By the winner of the 1985 Nobel Prize in Literature, a riveting, stylistically audacious modernist epic about the French cavalry's bloody face-off against German Panzer tanks during WWII.

On a sunny day in May of 1940, the French army sent out the cavalry against the invading German army's Panzer tanks. Unsurprisingly, the French were routed. Twenty-six-year-old Claude Simon was among the French forces. As they retreated, he saw his captain shot off his horse by a German sniper. Simon himself was soon taken as a prisoner of war.

 

This is the primal scene to which Simon returns repeatedly in his fiction, and nowhere so powerfully as in The Flanders Road, his most famous novel and the one cited in awarding him the Nobel Prize. Here Simon's own first-person memories converge with those of the novel's central character, Georges, around the death of Captain de Reixach, to whom Georges is distantly related. Georges considers and reconsiders the circumstances and sense-or senselessness-of that death, first in the company of a fellow prisoner in prison camp; then some years later, in the course of an ever more erotically charged visit to the captain's widow, Corinne. As he does, other stories emerge: Corrine's prewar affair with the jockey Iglisia, who would become the Captain's orderly; the possible suicide of an eighteenth-century ancestor, whose grim portrait loomed large in George's childhood home; George's learned father, helpless against barbarism among his books. The great question throughout, the question that must be urgently asked even as it remains unanswerable, is whether fiction can confront and respond to the trauma of history.

 

Claude Simon is one of the secret masters of the late twentieth-century novel. Simon was a touchstone to W. G. Sebald, among other notable writers, who learned from Simon's looping narrative technique and presents a portrait of the novelist in Vertigo. The Flanders Road is the indispensable starting point for readers who wish to discover one of the most bracingly inventive and morally uncompromising novelists of our time.
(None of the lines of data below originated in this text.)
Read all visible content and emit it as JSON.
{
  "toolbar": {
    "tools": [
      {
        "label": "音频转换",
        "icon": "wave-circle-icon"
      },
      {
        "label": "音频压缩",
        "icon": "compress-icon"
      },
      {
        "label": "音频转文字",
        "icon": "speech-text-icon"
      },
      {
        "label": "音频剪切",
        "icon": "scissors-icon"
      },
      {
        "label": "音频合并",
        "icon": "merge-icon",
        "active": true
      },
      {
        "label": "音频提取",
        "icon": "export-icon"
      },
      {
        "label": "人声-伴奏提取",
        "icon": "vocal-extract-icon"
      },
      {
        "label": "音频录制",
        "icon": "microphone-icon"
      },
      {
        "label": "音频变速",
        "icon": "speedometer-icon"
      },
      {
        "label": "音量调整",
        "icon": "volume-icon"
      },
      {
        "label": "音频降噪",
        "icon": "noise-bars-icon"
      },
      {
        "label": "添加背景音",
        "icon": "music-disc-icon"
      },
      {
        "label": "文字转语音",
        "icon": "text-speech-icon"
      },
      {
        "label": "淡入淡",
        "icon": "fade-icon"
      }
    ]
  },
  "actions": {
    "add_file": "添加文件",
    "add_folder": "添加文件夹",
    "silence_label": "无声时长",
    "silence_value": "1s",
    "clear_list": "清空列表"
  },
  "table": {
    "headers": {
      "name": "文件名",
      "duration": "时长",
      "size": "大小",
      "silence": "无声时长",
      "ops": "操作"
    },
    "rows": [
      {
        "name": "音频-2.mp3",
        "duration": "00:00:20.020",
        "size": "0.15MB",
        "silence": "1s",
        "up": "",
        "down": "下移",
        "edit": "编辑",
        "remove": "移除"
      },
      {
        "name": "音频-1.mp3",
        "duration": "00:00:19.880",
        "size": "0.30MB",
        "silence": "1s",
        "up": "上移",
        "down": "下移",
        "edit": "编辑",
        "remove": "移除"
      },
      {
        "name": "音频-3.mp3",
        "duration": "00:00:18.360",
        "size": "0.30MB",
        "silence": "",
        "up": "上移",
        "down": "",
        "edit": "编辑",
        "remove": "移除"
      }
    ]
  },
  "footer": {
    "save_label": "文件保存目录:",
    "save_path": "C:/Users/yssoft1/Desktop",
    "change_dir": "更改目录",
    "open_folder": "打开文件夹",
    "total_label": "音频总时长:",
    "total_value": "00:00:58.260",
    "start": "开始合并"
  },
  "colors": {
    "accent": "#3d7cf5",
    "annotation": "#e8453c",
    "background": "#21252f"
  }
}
Claude Simon (1913–2005) was a French novelist and the winner of the 1985 Nobel Prize in Literature. He traveled to Spain during its civil war and fought in the French cavalry during World War II. Much of his writing was based on these wartime experiences.

 

Richard Howard is the author of eighteen volumes of poetry and has published more than one hundred fifty translations from the French, including, for New York Review Books, Marc Fumaroli's When the World Spoke French, Honoré de Balzac's Unknown Masterpiece, and Guy de Maupassant's Alien Hearts. He received a National Book Award for his translation of Les Fleurs du mal and a Pulitzer Prize for Untitled Subjects, a collection of poetry.

 

Jerry Carlson is an academic and documentarian. He is a senior producer at the City University of New York's television station, CUNY TV, and has won multiple awards for his work.